The movie does a clever thing in its first half, showing us a lengthy opening scene, then continuing on, only tell later reveal that the opening scene we witnessed came later on in the story of the film. That’s a Pulp Fiction move right there, with that movie opening with a diner robbery that we would return to for the ending. Here, we open with a man being beaten and then killed, shot by an arrow by the boy. And then we see him shortly after, alive and well, in the diner hearing about the job. This is also similar to what Pulp Fiction did with the Travolta character, Vincent Vega, showing him die in one scene while walking into the kitchen of Butch’s house, only to see him alive and well in a car in the next scene. It was then that we realized we had just watched the end of his story, and were now going back to the middle.
In Americana, they might use the same technique as Pulp Fiction, of fracturing the narrative and telling it all out of order, but they do it in a different way, so that instead of the opening scene coming back for the ending (and then not actually being the ending to the story, even though it is the last thing we see,) we are actually all caught up and brought up to speed somewhere in the middle of this film, when the caper has been committed, the ghost shirt has been stolen, some of the parties involved have betrayed each other, and the boyfriend is back with Mandy, only to be shot with an arrow by her son.
It’s nice to not have to wait until the ending to get all caught up in the narrative, and return to how the movie began. And that leads us to the most interesting and unexpected story of all.
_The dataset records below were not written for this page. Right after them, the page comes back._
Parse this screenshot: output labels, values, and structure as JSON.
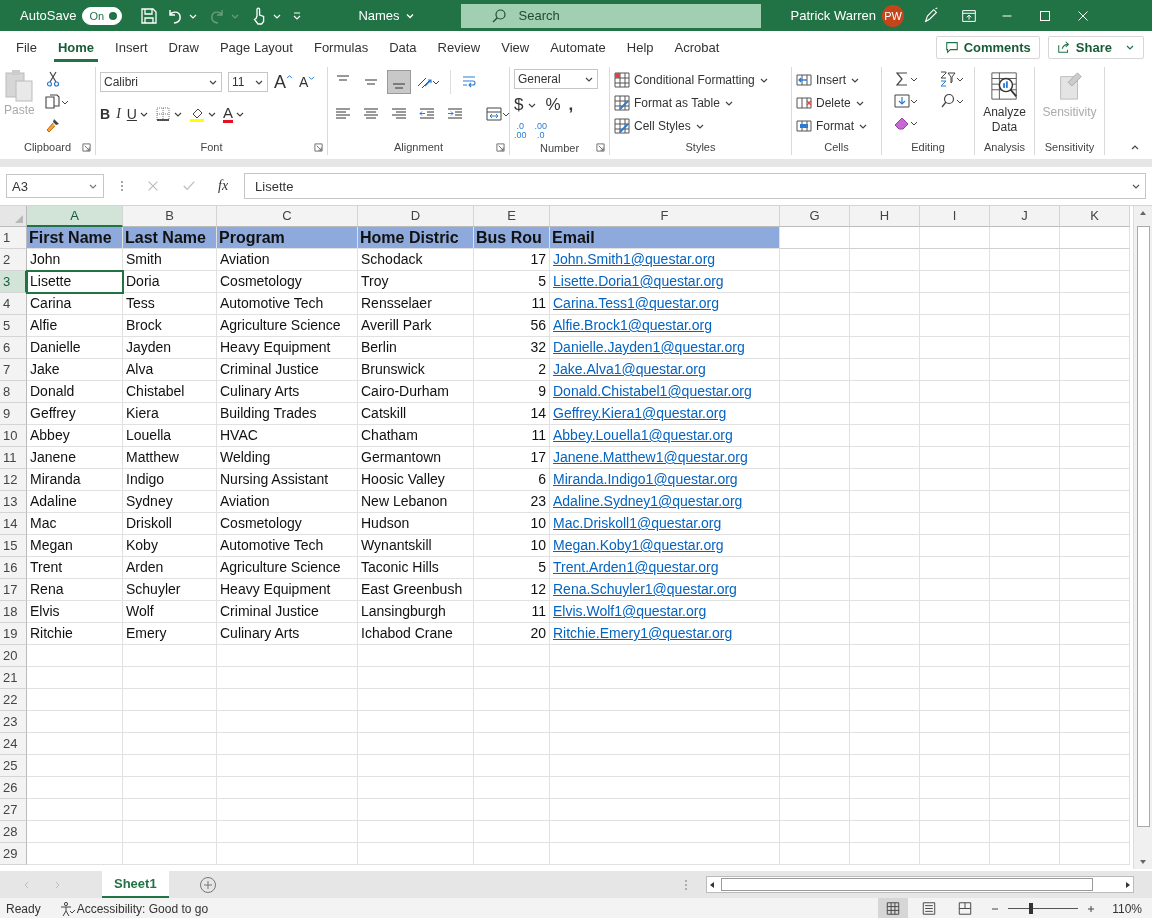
{
  "title_bar": {
    "autosave_label": "AutoSave",
    "autosave": {
      "on": true,
      "text": "On"
    },
    "file_name": "Names",
    "search_placeholder": "Search",
    "user_name": "Patrick Warren",
    "user_initials": "PW"
  },
  "tabs": [
    {
      "label": "File",
      "selected": false
    },
    {
      "label": "Home",
      "selected": true
    },
    {
      "label": "Insert",
      "selected": false
    },
    {
      "label": "Draw",
      "selected": false
    },
    {
      "label": "Page Layout",
      "selected": false
    },
    {
      "label": "Formulas",
      "selected": false
    },
    {
      "label": "Data",
      "selected": false
    },
    {
      "label": "Review",
      "selected": false
    },
    {
      "label": "View",
      "selected": false
    },
    {
      "label": "Automate",
      "selected": false
    },
    {
      "label": "Help",
      "selected": false
    },
    {
      "label": "Acrobat",
      "selected": false
    }
  ],
  "comments_button": "Comments",
  "share_button": "Share",
  "ribbon": {
    "clipboard": {
      "label": "Clipboard",
      "paste": "Paste",
      "paste_disabled": true
    },
    "font": {
      "label": "Font",
      "font_name": "Calibri",
      "font_size": "11",
      "grow": "A",
      "shrink": "A",
      "bold": "B",
      "italic": "I",
      "underline": "U",
      "font_color": "A"
    },
    "alignment": {
      "label": "Alignment",
      "vertical": [
        {
          "selected": false
        },
        {
          "selected": false
        },
        {
          "selected": true
        }
      ]
    },
    "number": {
      "label": "Number",
      "format": "General",
      "currency": "$",
      "percent": "%",
      "comma": ",",
      "decimals": [
        {
          "top": ".0",
          "bottom": ".00"
        },
        {
          "top": ".00",
          "bottom": ".0"
        }
      ]
    },
    "styles": {
      "label": "Styles",
      "items": [
        "Conditional Formatting",
        "Format as Table",
        "Cell Styles"
      ]
    },
    "cells": {
      "label": "Cells",
      "items": [
        "Insert",
        "Delete",
        "Format"
      ]
    },
    "editing": {
      "label": "Editing"
    },
    "analysis": {
      "label": "Analysis",
      "button": "Analyze Data"
    },
    "sensitivity": {
      "label": "Sensitivity",
      "button": "Sensitivity",
      "disabled": true
    }
  },
  "formula_bar": {
    "name_box": "A3",
    "fx": "fx",
    "value": "Lisette"
  },
  "sheet": {
    "columns": [
      {
        "label": "A",
        "selected": true
      },
      {
        "label": "B",
        "selected": false
      },
      {
        "label": "C",
        "selected": false
      },
      {
        "label": "D",
        "selected": false
      },
      {
        "label": "E",
        "selected": false
      },
      {
        "label": "F",
        "selected": false
      },
      {
        "label": "G",
        "selected": false
      },
      {
        "label": "H",
        "selected": false
      },
      {
        "label": "I",
        "selected": false
      },
      {
        "label": "J",
        "selected": false
      },
      {
        "label": "K",
        "selected": false
      }
    ],
    "rows": [
      {
        "number": "1",
        "selected": false,
        "kind": "header",
        "cells": [
          "First Name",
          "Last Name",
          "Program",
          "Home Distric",
          "Bus Rou",
          "Email"
        ]
      },
      {
        "number": "2",
        "selected": false,
        "kind": "data",
        "cells": [
          "John",
          "Smith",
          "Aviation",
          "Schodack",
          "17",
          "John.Smith1@questar.org"
        ]
      },
      {
        "number": "3",
        "selected": true,
        "kind": "data",
        "cells": [
          "Lisette",
          "Doria",
          "Cosmetology",
          "Troy",
          "5",
          "Lisette.Doria1@questar.org"
        ]
      },
      {
        "number": "4",
        "selected": false,
        "kind": "data",
        "cells": [
          "Carina",
          "Tess",
          "Automotive Tech",
          "Rensselaer",
          "11",
          "Carina.Tess1@questar.org"
        ]
      },
      {
        "number": "5",
        "selected": false,
        "kind": "data",
        "cells": [
          "Alfie",
          "Brock",
          "Agriculture Science",
          "Averill Park",
          "56",
          "Alfie.Brock1@questar.org"
        ]
      },
      {
        "number": "6",
        "selected": false,
        "kind": "data",
        "cells": [
          "Danielle",
          "Jayden",
          "Heavy Equipment",
          "Berlin",
          "32",
          "Danielle.Jayden1@questar.org"
        ]
      },
      {
        "number": "7",
        "selected": false,
        "kind": "data",
        "cells": [
          "Jake",
          "Alva",
          "Criminal Justice",
          "Brunswick",
          "2",
          "Jake.Alva1@questar.org"
        ]
      },
      {
        "number": "8",
        "selected": false,
        "kind": "data",
        "cells": [
          "Donald",
          "Chistabel",
          "Culinary Arts",
          "Cairo-Durham",
          "9",
          "Donald.Chistabel1@questar.org"
        ]
      },
      {
        "number": "9",
        "selected": false,
        "kind": "data",
        "cells": [
          "Geffrey",
          "Kiera",
          "Building Trades",
          "Catskill",
          "14",
          "Geffrey.Kiera1@questar.org"
        ]
      },
      {
        "number": "10",
        "selected": false,
        "kind": "data",
        "cells": [
          "Abbey",
          "Louella",
          "HVAC",
          "Chatham",
          "11",
          "Abbey.Louella1@questar.org"
        ]
      },
      {
        "number": "11",
        "selected": false,
        "kind": "data",
        "cells": [
          "Janene",
          "Matthew",
          "Welding",
          "Germantown",
          "17",
          "Janene.Matthew1@questar.org"
        ]
      },
      {
        "number": "12",
        "selected": false,
        "kind": "data",
        "cells": [
          "Miranda",
          "Indigo",
          "Nursing Assistant",
          "Hoosic Valley",
          "6",
          "Miranda.Indigo1@questar.org"
        ]
      },
      {
        "number": "13",
        "selected": false,
        "kind": "data",
        "cells": [
          "Adaline",
          "Sydney",
          "Aviation",
          "New Lebanon",
          "23",
          "Adaline.Sydney1@questar.org"
        ]
      },
      {
        "number": "14",
        "selected": false,
        "kind": "data",
        "cells": [
          "Mac",
          "Driskoll",
          "Cosmetology",
          "Hudson",
          "10",
          "Mac.Driskoll1@questar.org"
        ]
      },
      {
        "number": "15",
        "selected": false,
        "kind": "data",
        "cells": [
          "Megan",
          "Koby",
          "Automotive Tech",
          "Wynantskill",
          "10",
          "Megan.Koby1@questar.org"
        ]
      },
      {
        "number": "16",
        "selected": false,
        "kind": "data",
        "cells": [
          "Trent",
          "Arden",
          "Agriculture Science",
          "Taconic Hills",
          "5",
          "Trent.Arden1@questar.org"
        ]
      },
      {
        "number": "17",
        "selected": false,
        "kind": "data",
        "cells": [
          "Rena",
          "Schuyler",
          "Heavy Equipment",
          "East Greenbush",
          "12",
          "Rena.Schuyler1@questar.org"
        ]
      },
      {
        "number": "18",
        "selected": false,
        "kind": "data",
        "cells": [
          "Elvis",
          "Wolf",
          "Criminal Justice",
          "Lansingburgh",
          "11",
          "Elvis.Wolf1@questar.org"
        ]
      },
      {
        "number": "19",
        "selected": false,
        "kind": "data",
        "cells": [
          "Ritchie",
          "Emery",
          "Culinary Arts",
          "Ichabod Crane",
          "20",
          "Ritchie.Emery1@questar.org"
        ]
      },
      {
        "number": "20",
        "selected": false,
        "kind": "data"
      },
      {
        "number": "21",
        "selected": false,
        "kind": "data"
      },
      {
        "number": "22",
        "selected": false,
        "kind": "data"
      },
      {
        "number": "23",
        "selected": false,
        "kind": "data"
      },
      {
        "number": "24",
        "selected": false,
        "kind": "data"
      },
      {
        "number": "25",
        "selected": false,
        "kind": "data"
      },
      {
        "number": "26",
        "selected": false,
        "kind": "data"
      },
      {
        "number": "27",
        "selected": false,
        "kind": "data"
      },
      {
        "number": "28",
        "selected": false,
        "kind": "data"
      },
      {
        "number": "29",
        "selected": false,
        "kind": "data"
      }
    ],
    "sheet_tabs": [
      {
        "label": "Sheet1",
        "selected": true
      }
    ]
  },
  "status_bar": {
    "ready": "Ready",
    "accessibility": "Accessibility: Good to go",
    "views": [
      {
        "selected": true
      },
      {
        "selected": false
      },
      {
        "selected": false
      }
    ],
    "zoom": {
      "level": 0.33,
      "text": "110%"
    }
  }
}
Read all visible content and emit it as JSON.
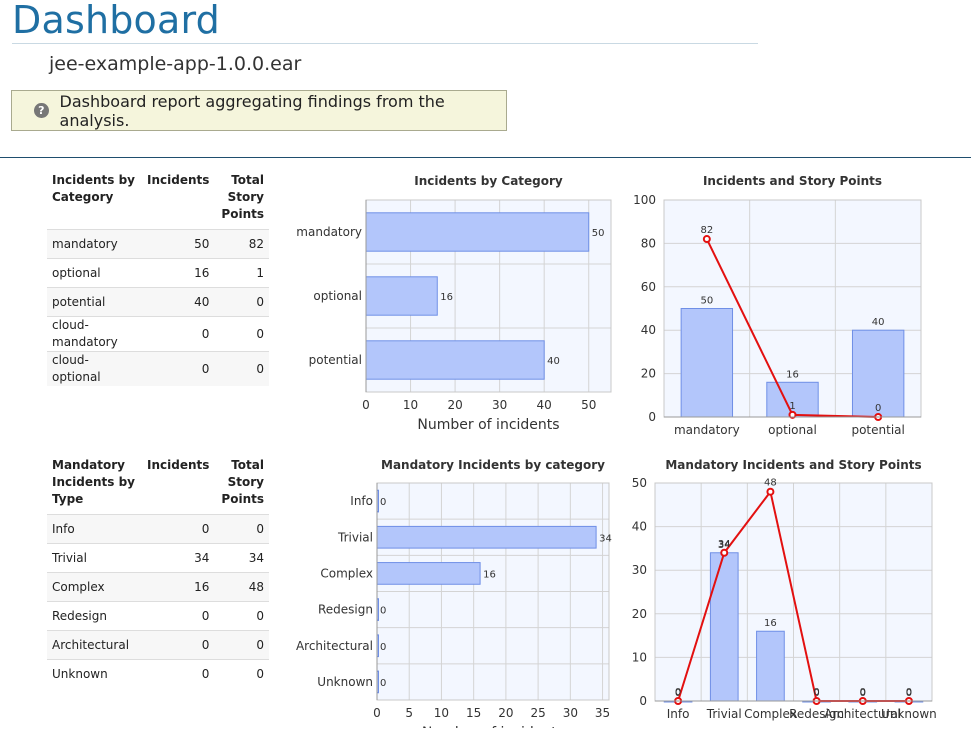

The story of Mandy’s father. I won’t say much, since the trailers leave all of this out, but let’s just say it’s a whole other story that we never see coming. Ans there’s one particular part, involving a door, that is both the scariest and creepiest, as well as most interesting and powerful moment of the entire movie. Especially the way they build suspense by not revealing for the longest time what is behind it.
Somewhere in the second half of this one a whole bunch of armed groups and teams get established and brought into the picture. There’s the Native American group, the man who has hired others to steal the ghost shirt, Lefty and Penny, and Mandy and her father’s goons. It seems to be headed towards an end of True Romance kind of situation, with a massive shootout, involving lots of different parties showing up to the same place at the same time. Only we don’t really get that. There’s a lot of build up, but the execution doesn’t quite land the plane.
What might have worked better would have been if the buyer did show up with a while bunch of guys, and is Mandy and her sisters got involved in a shootout with the men of her father, while inside the house, all while other forces were surrounding the house on the outside. So if Many, for example, was fighting the men inside the house, and then stepping out to fight the Native Americans as well as the men who worked for the buyer. But we never quite get there. Instead, the ending is kind of a let down.
With regards to Paul Walter Hauser and Sydney Sweeney, the selling points of this movie, neither one of them is nearly at their best. For Sweeney, she looks completely different. This movie was made two years earlier than it was released, and like her character in Madame Webb, here she is almost unrecognizable. For Hauser, it’s just not his best role. There’s a little too much attention on him, and the attempts to make him likable because of his dopiness don’t quite pay off the way they did for him in Richard Jewell. Luckily this movie gets enough out of its other performers, including Halsey, that having Sweeney and Hauser not be all that great, turns out to still be okay. It’s a fine movie with some pretty good ideas that just could have been handled a little better.